The extravagance and glamour of filmdom, without doubt, draws the attention of the masses and the classes alike, anywhere in the world. As far as Africa is concerned, the Nigerian film industry is considered to be the largest by way of annual films, revenues and popularity. Pan the camera over West Africa and its lens will capture “Ghallywood” (Ghana’s film industry) which is gradually catching the world’s eye. Now “Kumawood” has taken its place and is producing films and TV programmes by reviving Ghana’s creative industry.
The cinema industry of Ghana predominantly began entertaining Ghanaians since 1920 and saw the establishment of the Ghana Film Industry Corporation (GFIC) founded by the Hon’ble Prime Minister and President, Kwame Nkrumah of the country in Accra. In 1981, Ghana’s well-known filmmaker Kwaw Ansah shot the country’s first independent film – “Love Brewed in the African Pot”. In 2016, the ‘Development and Classification of Film’ law was established to thwart the notoriety of the rising “Ghallywood”, to regulate and advance the country’s film industry.
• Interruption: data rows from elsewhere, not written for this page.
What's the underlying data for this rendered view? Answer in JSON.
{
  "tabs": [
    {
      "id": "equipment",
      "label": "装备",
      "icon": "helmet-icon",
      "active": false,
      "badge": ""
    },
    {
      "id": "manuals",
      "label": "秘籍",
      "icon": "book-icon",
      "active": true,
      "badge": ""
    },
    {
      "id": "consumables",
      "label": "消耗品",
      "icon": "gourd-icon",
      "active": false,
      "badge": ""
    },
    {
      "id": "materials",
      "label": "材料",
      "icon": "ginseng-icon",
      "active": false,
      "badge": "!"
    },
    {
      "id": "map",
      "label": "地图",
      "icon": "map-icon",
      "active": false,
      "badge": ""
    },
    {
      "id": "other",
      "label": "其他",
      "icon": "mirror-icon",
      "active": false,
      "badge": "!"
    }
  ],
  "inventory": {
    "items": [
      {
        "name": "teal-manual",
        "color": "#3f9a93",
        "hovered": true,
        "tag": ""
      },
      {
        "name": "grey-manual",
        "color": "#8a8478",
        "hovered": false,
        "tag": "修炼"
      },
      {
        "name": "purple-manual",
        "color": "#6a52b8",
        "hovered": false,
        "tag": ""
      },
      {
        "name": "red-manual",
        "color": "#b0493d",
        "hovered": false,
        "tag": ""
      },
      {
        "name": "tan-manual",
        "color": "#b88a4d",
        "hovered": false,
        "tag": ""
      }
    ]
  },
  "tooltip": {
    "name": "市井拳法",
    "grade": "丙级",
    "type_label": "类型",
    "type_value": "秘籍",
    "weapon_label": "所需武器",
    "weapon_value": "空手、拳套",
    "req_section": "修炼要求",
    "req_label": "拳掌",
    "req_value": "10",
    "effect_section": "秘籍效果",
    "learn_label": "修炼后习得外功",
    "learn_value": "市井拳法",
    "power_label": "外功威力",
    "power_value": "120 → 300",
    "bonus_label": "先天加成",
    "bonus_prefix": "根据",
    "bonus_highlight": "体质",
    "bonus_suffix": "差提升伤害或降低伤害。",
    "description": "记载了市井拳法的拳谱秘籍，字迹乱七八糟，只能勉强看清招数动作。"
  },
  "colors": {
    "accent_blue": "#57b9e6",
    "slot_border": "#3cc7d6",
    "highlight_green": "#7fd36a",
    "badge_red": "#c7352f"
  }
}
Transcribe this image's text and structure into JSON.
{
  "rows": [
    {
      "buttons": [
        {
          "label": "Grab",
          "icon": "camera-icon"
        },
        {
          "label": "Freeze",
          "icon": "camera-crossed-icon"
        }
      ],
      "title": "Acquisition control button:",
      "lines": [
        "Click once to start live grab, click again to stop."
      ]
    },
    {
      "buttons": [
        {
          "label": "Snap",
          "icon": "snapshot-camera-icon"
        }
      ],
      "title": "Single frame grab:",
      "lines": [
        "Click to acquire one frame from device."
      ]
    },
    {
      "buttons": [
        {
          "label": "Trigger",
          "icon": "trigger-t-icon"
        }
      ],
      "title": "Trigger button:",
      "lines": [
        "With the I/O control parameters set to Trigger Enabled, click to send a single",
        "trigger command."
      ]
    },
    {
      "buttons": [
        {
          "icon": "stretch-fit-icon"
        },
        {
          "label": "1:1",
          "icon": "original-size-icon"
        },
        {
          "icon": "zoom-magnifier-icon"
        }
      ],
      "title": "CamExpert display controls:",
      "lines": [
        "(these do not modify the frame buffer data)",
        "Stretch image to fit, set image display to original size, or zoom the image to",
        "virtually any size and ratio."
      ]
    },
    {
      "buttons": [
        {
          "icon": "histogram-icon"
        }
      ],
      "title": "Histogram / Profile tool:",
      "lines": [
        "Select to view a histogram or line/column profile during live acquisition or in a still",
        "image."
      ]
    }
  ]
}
Ghana has its own film school – the state-run National Film and Television institute.
The film industry is set to contribute significantly to Ghana’s GDP and the Box Office revenue in Ghana is expected to yield 1.1 million U.S. dollars in 2023.
Efforts are being made to regulate the exhibition of films in Ghana by classifying all audio-video materials such as movies, television programmes and music videos among others for public viewing. A twelve-member Film Classification Committee has been inaugurated by the Governing Board of the National Film Authority (NFA). It was a move to bring refinement in content largely for the benefit of viewers in Ghana.